Homesickness with the strangest timing.
Walking toward home. Southwark Bridge, London, England. October, 2014.
It’s a funny thing, but I haven’t really thought about homesickness until I have some family in town. That’s not to say that I haven’t had moments before that were hard, ‘i miss home’ moments.
The day i arrived, my sister sent me a message about crying all the way back to her house after saying goodbye to me and then a few weeks later, I received a link to her wedding picture album. I got to the father-daughter pictures (the first dance and the first time my dad saw her in the dress) and, as with the earlier text, found myself blinking back tears and a deep wanting for home comforts.
I’ve never been one to experience homesickness–I guess I was usually one of the people comforting those feeling it instead.
But now I feel it in little boughts. It’s not a bad thing– I’ve had friends talk about bursting into tears for unknown reasons spontaniously and needing to skype with friends and/or family immediately–I’m just more of a take a breath, keep clam carry on breed. And with my travels, I’ve had a lot of experience with being away from family (a month isn’t that long for me).
Then, my mom and sister came into town and they’ll be here for the next week. I’ve been so busy with them running that I haven’t thought about much else (besides classwork I have to schedule in)
Until they went back to their apartment and I chatted over google+ with(part of) the family back home. Having one third of the family here is reminding me of the ones who are not and while I loved joking with them, it left me wanting more.
The last straw was a request I shouldn’t have made: they brought my dog to the computer screen (and even now the next day, typing this in the school cafe I’m getting teary eyed!). That was the hardest part of the chat for me and after signing off I had to cuddle with my stuffed animal (one of my essencial must pack items) before getting back to my homework.
Everyone has a different trigger and you can’t plan when homesickness is going o hit or how badly it will effect you.

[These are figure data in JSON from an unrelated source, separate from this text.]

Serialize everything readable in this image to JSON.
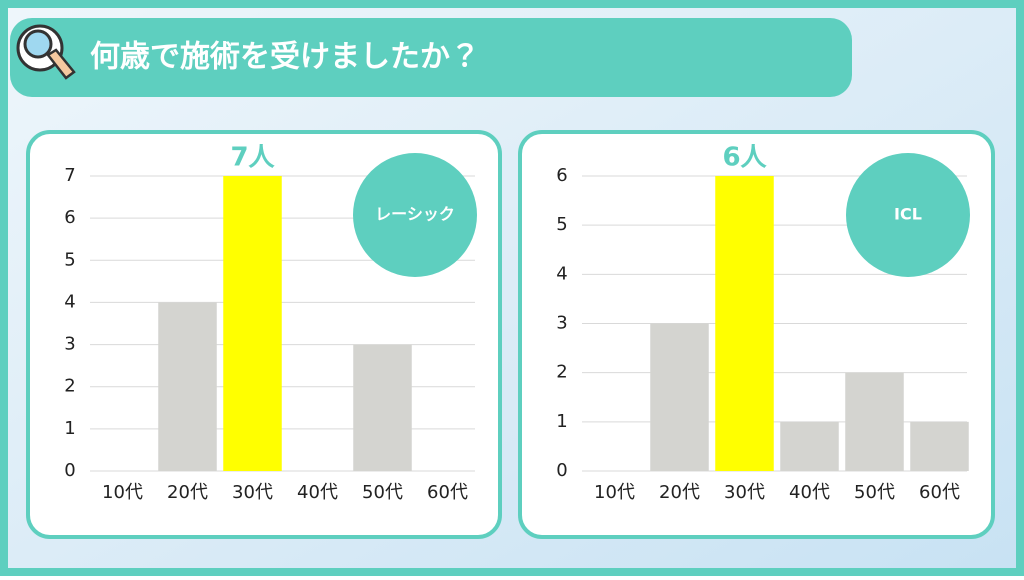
{
  "title": "何歳で施術を受けましたか？",
  "chart_data": [
    {
      "type": "bar",
      "badge": "レーシック",
      "categories": [
        "10代",
        "20代",
        "30代",
        "40代",
        "50代",
        "60代"
      ],
      "values": [
        0,
        4,
        7,
        0,
        3,
        0
      ],
      "value_labels": [
        null,
        null,
        "7人",
        null,
        null,
        null
      ],
      "colors": [
        "#d4d4d0",
        "#d4d4d0",
        "#ffff00",
        "#d4d4d0",
        "#d4d4d0",
        "#d4d4d0"
      ],
      "ylim": [
        0,
        7
      ],
      "yticks": [
        0,
        1,
        2,
        3,
        4,
        5,
        6,
        7
      ],
      "grid": true
    },
    {
      "type": "bar",
      "badge": "ICL",
      "categories": [
        "10代",
        "20代",
        "30代",
        "40代",
        "50代",
        "60代"
      ],
      "values": [
        0,
        3,
        6,
        1,
        2,
        1
      ],
      "value_labels": [
        null,
        null,
        "6人",
        null,
        null,
        null
      ],
      "colors": [
        "#d4d4d0",
        "#d4d4d0",
        "#ffff00",
        "#d4d4d0",
        "#d4d4d0",
        "#d4d4d0"
      ],
      "ylim": [
        0,
        6
      ],
      "yticks": [
        0,
        1,
        2,
        3,
        4,
        5,
        6
      ],
      "grid": true
    }
  ]
}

There’s no bracing for the impact–it’s blindsiding.
It is also, however, managable.
It’s a sudden bout of seperation anxiety. Some solve it with a cry, others with distraction, some with contact with the source.
How do you deal it?
This was a quick post for a long, busy week and next week I’ll talk about this week’s juggle between school/responsibilities and visitors/adventure but until then,
I’m Leave on the Wind, helping you soar.